<h1>Twitter Topic Emotion Analysis - Part 1</h1>
<h2><i>Topic Modeling</i></h2>

In [1]:
### Imports ###
import pandas as pd
from matplotlib import style
from src.TextNormalizer import TextNormalizer
style.use('ggplot')
import nltk
from nltk.corpus import stopwords
nltk.download('stopwords')
stop_words = set(stopwords.words('english'))
from sentence_transformers import SentenceTransformer
from sklearn.feature_extraction.text import CountVectorizer
from umap import UMAP
from hdbscan import HDBSCAN
from bertopic import BERTopic
from bertopic.representation import KeyBERTInspired


[nltk_data] Downloading package stopwords to
[nltk_data]     C:\Users\aklei\AppData\Roaming\nltk_data...
[nltk_data]   Package stopwords is already up-to-date!
[nltk_data] Downloading package stopwords to
[nltk_data]     C:\Users\aklei\AppData\Roaming\nltk_data...
[nltk_data]   Package stopwords is already up-to-date!


In [2]:
df = pd.read_csv('../data/twitter/tweets_isTweet_emotions.csv')
df['combined_text'] = df['tweet_text'].fillna('') + '' + df['quoted_tweet_text'].fillna('')
df['combined_text'] = df["combined_text"].apply(TextNormalizer.remove_noise)
df = (df[df['combined_text'] != ''])
df['combined_text'].head()

2    big deallast week treasury went live first aut...
4    whoathe invisible puppet masters ais disturbin...
5    next week grok 35 early beta release supergrok...
6    existential crisisa friendly reminder make bab...
7                                     knock knock doge
Name: combined_text, dtype: object

In [3]:
### Pre process text (embeddings) ###
tweets = df['combined_text'].values.tolist()
print(f"[Info] Embedding {len(tweets)} tweets ...")

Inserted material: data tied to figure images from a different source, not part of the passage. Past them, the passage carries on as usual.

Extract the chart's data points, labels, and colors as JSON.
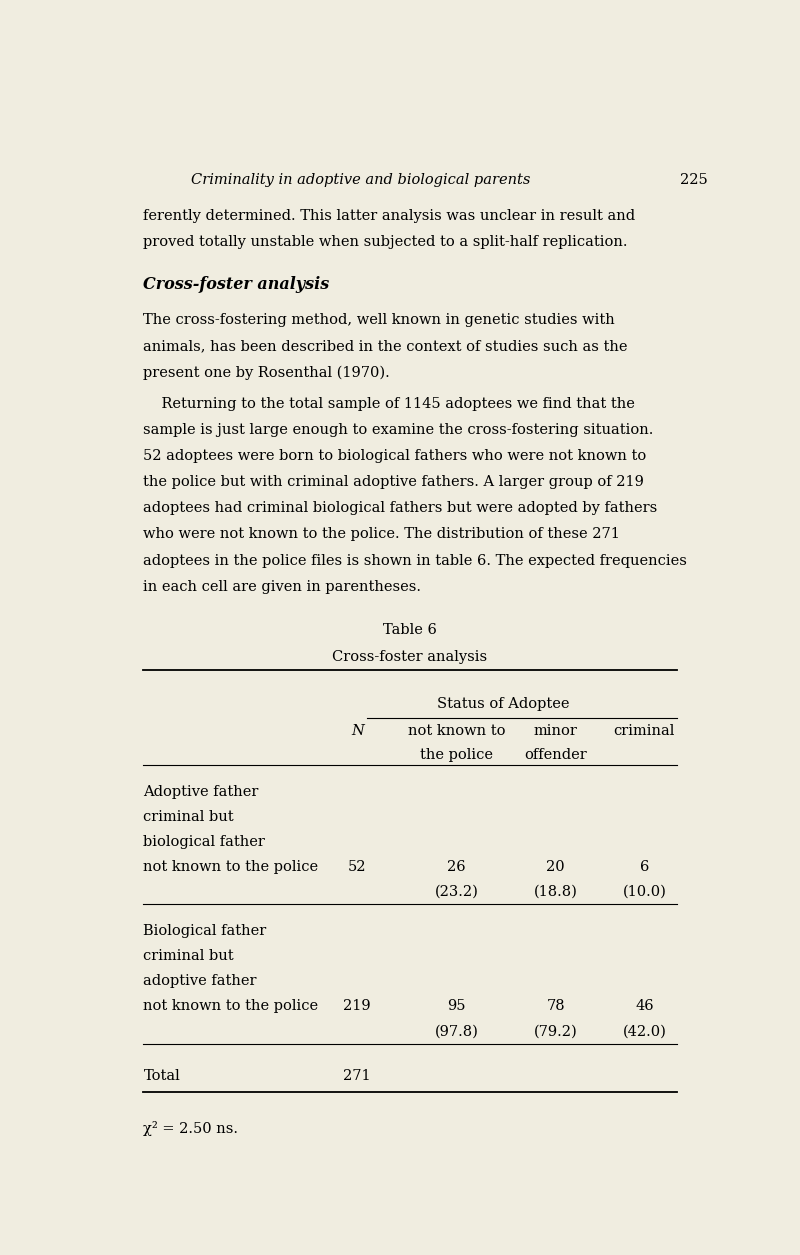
{
  "bg_color": "#f0ede0",
  "page_width": 8.0,
  "page_height": 12.55,
  "header_title": "Criminality in adoptive and biological parents",
  "header_page": "225",
  "body_text": [
    "ferently determined. This latter analysis was unclear in result and",
    "proved totally unstable when subjected to a split-half replication."
  ],
  "section_title": "Cross-foster analysis",
  "para1_lines": [
    "The cross-fostering method, well known in genetic studies with",
    "animals, has been described in the context of studies such as the",
    "present one by Rosenthal (1970)."
  ],
  "para2_lines": [
    "    Returning to the total sample of 1145 adoptees we find that the",
    "sample is just large enough to examine the cross-fostering situation.",
    "52 adoptees were born to biological fathers who were not known to",
    "the police but with criminal adoptive fathers. A larger group of 219",
    "adoptees had criminal biological fathers but were adopted by fathers",
    "who were not known to the police. The distribution of these 271",
    "adoptees in the police files is shown in table 6. The expected frequencies",
    "in each cell are given in parentheses."
  ],
  "table_title": "Table 6",
  "table_subtitle": "Cross-foster analysis",
  "col_header_main": "Status of Adoptee",
  "col_N": "N",
  "col1_line1": "not known to",
  "col1_line2": "the police",
  "col2_line1": "minor",
  "col2_line2": "offender",
  "col3": "criminal",
  "row1_label": [
    "Adoptive father",
    "criminal but",
    "biological father",
    "not known to the police"
  ],
  "row1_N": "52",
  "row1_c1": "26",
  "row1_c1_exp": "(23.2)",
  "row1_c2": "20",
  "row1_c2_exp": "(18.8)",
  "row1_c3": "6",
  "row1_c3_exp": "(10.0)",
  "row2_label": [
    "Biological father",
    "criminal but",
    "adoptive father",
    "not known to the police"
  ],
  "row2_N": "219",
  "row2_c1": "95",
  "row2_c1_exp": "(97.8)",
  "row2_c2": "78",
  "row2_c2_exp": "(79.2)",
  "row2_c3": "46",
  "row2_c3_exp": "(42.0)",
  "total_label": "Total",
  "total_N": "271",
  "footnote": "χ² = 2.50 ns."
}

# 1. Embedding-Modell (vorher berechnen oder cachen)
embedder = SentenceTransformer("all-MiniLM-L6-v2")
embeddings = embedder.encode(tweets, show_progress_bar=True)

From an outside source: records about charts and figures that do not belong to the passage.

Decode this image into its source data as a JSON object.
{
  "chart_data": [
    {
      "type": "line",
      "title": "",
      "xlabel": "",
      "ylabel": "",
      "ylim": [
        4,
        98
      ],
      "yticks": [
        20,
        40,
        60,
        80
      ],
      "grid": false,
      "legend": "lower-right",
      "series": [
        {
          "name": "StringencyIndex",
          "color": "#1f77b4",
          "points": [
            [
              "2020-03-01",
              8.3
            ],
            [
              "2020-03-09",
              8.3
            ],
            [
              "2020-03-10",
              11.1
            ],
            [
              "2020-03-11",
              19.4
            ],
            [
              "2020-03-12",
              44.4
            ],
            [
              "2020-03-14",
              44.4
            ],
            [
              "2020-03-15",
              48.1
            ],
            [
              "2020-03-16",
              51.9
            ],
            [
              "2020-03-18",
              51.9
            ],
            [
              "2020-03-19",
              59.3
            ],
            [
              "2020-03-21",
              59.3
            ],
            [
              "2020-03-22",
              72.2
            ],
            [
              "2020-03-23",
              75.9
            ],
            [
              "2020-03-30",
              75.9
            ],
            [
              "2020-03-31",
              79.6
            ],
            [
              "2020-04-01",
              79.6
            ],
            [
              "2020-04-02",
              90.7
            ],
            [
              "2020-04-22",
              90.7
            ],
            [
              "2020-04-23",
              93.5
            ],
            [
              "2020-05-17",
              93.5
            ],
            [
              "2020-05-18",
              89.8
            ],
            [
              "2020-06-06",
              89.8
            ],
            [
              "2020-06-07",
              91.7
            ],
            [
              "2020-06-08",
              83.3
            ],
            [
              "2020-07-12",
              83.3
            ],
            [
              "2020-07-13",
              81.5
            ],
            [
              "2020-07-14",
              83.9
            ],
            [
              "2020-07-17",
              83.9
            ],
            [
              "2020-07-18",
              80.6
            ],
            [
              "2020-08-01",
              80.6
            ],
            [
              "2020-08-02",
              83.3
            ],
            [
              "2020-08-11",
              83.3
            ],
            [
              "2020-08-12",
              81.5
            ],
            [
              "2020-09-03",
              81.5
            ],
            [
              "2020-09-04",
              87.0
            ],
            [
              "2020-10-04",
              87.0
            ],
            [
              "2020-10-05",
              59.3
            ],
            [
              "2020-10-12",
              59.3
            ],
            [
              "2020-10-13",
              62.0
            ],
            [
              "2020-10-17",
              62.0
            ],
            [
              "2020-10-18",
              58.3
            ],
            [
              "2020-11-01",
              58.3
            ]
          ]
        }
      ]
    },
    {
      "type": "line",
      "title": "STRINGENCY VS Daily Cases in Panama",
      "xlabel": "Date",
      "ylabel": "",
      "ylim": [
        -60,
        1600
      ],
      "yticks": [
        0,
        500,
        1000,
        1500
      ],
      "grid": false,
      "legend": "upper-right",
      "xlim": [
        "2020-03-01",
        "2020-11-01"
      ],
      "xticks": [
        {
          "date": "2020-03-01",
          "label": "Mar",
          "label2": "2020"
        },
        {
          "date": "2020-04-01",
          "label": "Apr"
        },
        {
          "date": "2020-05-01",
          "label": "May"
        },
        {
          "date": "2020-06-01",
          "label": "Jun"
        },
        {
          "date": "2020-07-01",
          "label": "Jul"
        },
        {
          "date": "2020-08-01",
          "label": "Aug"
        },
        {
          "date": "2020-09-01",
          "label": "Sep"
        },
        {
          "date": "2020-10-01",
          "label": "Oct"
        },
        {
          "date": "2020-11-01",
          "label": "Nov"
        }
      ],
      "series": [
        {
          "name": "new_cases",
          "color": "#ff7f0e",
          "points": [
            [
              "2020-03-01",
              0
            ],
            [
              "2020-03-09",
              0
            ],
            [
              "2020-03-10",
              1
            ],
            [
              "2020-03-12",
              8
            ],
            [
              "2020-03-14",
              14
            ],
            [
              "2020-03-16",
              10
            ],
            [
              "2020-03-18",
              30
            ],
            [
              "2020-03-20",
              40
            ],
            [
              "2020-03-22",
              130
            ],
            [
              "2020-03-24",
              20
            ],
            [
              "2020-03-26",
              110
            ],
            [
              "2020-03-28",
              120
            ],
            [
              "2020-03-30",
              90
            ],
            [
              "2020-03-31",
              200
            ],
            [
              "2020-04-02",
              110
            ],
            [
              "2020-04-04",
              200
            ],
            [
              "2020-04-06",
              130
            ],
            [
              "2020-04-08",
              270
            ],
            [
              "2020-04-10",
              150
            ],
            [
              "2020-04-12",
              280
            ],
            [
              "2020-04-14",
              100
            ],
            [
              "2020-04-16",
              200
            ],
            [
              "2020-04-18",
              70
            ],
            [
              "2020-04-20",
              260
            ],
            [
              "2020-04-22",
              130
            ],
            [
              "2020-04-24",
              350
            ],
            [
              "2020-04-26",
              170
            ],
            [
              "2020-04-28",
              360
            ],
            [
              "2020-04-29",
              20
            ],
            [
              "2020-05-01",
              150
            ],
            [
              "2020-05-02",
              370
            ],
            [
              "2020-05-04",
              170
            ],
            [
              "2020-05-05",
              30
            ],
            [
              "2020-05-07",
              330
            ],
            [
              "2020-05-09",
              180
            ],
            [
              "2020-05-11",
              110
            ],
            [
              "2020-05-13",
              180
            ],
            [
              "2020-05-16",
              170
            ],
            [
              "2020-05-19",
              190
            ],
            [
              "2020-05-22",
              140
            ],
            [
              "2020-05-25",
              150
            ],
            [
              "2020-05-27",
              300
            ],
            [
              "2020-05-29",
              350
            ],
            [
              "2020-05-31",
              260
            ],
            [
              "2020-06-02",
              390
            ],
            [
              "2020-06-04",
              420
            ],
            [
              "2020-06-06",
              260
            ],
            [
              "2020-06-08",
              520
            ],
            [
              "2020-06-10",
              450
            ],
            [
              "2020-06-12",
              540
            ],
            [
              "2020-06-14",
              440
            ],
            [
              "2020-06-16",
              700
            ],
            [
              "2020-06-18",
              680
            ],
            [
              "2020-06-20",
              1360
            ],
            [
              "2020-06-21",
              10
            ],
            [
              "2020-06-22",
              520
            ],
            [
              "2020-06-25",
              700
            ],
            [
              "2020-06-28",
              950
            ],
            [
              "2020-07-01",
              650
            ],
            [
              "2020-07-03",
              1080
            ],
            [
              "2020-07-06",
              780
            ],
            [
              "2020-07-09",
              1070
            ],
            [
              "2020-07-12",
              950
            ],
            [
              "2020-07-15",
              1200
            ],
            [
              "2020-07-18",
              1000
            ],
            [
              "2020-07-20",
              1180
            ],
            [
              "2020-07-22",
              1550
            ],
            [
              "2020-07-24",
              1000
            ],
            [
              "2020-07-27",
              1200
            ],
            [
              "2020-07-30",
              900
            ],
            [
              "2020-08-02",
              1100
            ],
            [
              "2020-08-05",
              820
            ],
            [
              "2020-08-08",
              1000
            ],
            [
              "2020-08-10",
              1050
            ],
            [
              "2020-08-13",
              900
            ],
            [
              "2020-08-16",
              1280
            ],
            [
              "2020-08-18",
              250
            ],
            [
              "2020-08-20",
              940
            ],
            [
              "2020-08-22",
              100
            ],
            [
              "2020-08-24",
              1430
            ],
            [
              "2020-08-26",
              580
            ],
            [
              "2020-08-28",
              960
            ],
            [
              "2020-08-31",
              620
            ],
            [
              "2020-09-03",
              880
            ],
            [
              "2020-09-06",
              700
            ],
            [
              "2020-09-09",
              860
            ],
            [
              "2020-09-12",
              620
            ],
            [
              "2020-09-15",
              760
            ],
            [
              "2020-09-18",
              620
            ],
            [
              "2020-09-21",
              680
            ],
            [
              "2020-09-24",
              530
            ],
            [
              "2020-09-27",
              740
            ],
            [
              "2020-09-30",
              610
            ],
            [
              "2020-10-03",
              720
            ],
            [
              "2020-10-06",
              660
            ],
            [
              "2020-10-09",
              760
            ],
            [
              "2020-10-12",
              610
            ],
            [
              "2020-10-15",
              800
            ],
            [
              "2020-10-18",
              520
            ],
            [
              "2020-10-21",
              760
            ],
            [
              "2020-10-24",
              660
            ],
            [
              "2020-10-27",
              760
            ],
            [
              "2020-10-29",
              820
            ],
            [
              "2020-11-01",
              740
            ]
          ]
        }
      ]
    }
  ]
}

[Info] Embedding 10268 tweets ...


Batches:   0%|          | 0/321 [00:00<?, ?it/s]

In [6]:
### Fit BERTopic model and print topic info ###
# 2. UMAP (Reduktion für semantisch klarere Cluster)
umap_model = UMAP(n_neighbors=50, n_components=20, min_dist=0.05, metric="cosine", random_state=42)

# 3. HDBSCAN (Cluster-Zahl steuern)
hdbscan_model = HDBSCAN(min_cluster_size=20, cluster_selection_epsilon=0.3, metric="euclidean", cluster_selection_method="eom", prediction_data=True)

# 4. CountVectorizer
vectorizer_model = CountVectorizer(min_df=2, stop_words="english")

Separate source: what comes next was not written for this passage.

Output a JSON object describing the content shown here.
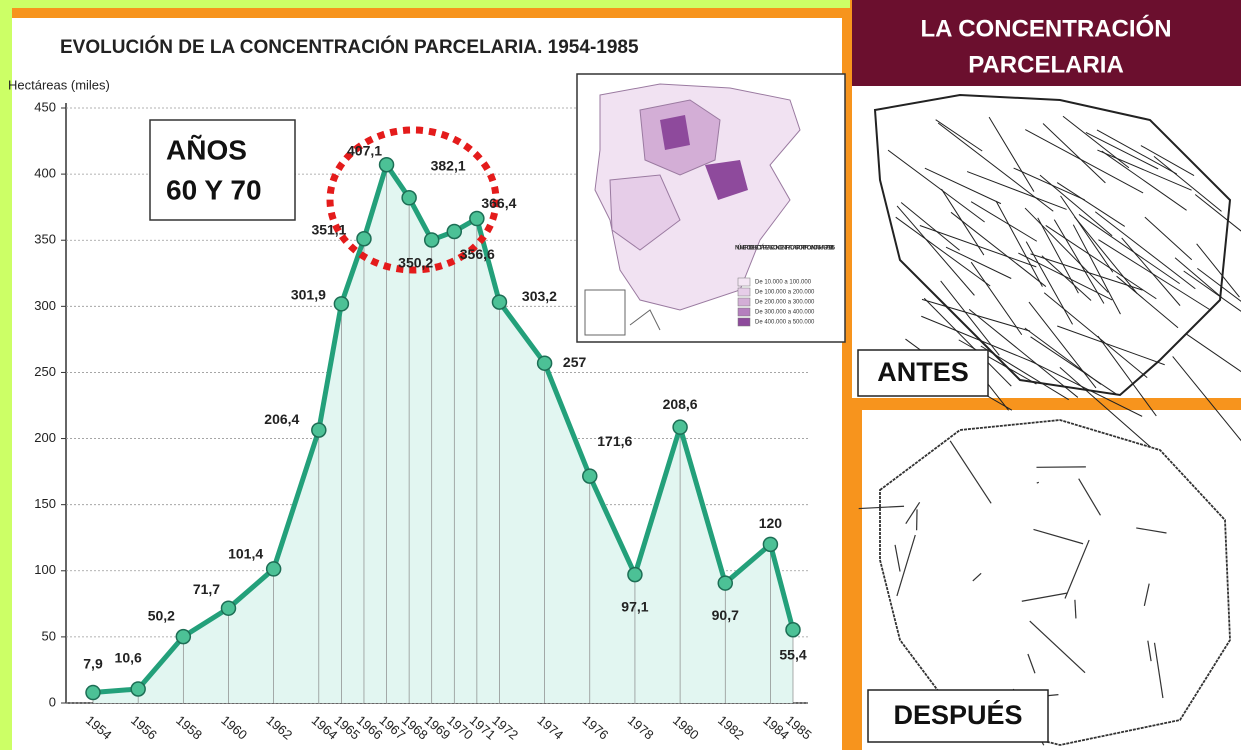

# 5. Repräsentation (optional, für bessere Labels)
representation_model = KeyBERTInspired()

# 6.1 Tesla-related seed_words (use to find other topics and populate seed_topic_list)
seed_words = ["tesla", "elon musk", "autopilot", "cybertruck", "model3", "gigafactory", "electric vehicle", "supercharger", "amp"]

# 6.2 Tesla-related seed_topic_list (populated by finding broad topics with seed_words and wide clustering, now narrowing it down for accuracy)
# --> Should not choose to many words as seed_list can become blurry
seed_topic_list = [
    ["tesla", "elon musk", "autopilot", "cybertruck", "model3", "gigafactory", "electric vehicle", "supercharger"],
    ["president", "trump", "government", "election", "republican", "democrat", "vote", "ballot"],
    ["judge", "activist", "illegal"],
    ["doge", "dogefather"],
    ["spacex", "launch", "falcon", "orbit", "mars"],
    ["bitcoin", "dogecoin"],
    ["starlink", "broadband", "highspeed"],
    ["fertility", "birthrate", "population", "births", "demographic"],
    ["twitter", "tweet", "ban", "free speech", "grok", "grokai"],
    ["crypto", "bitcoin", "dogecoin"],
    ["white", "farmers", "south africa", "field", "genocide"],
    ["afd", "german", "coalition", "berlin"]
]

# 7. Topic-Modell
topic_model = BERTopic(
    embedding_model=embedder,
    umap_model=umap_model,
    hdbscan_model=hdbscan_model,
    vectorizer_model=vectorizer_model,
    representation_model=representation_model,
    calculate_probabilities=True,
    #seed_topic_list=seed_words, # used to populate seed_topic_list
    seed_topic_list=seed_topic_list,
    nr_topics="auto", # Automatically generate topic count
    verbose=True
)

# 8. Fitting
topics, probs = topic_model.fit_transform(tweets, embeddings)

# 9. Reduce Outliers
#new_topics = topic_model.reduce_outliers(tweets, topics, strategy="embeddings") # Method to reduce outliers
new_topics = topic_model.reduce_outliers(tweets, topics, probabilities=probs, strategy="probabilities") # Method to reduce outliers
topic_model.update_topics(tweets, topics=new_topics)

# 9. Show Topic Info
topic_model.get_topic_info()

2025-07-14 21:51:08,707 - BERTopic - Guided - Find embeddings highly related to seeded topics.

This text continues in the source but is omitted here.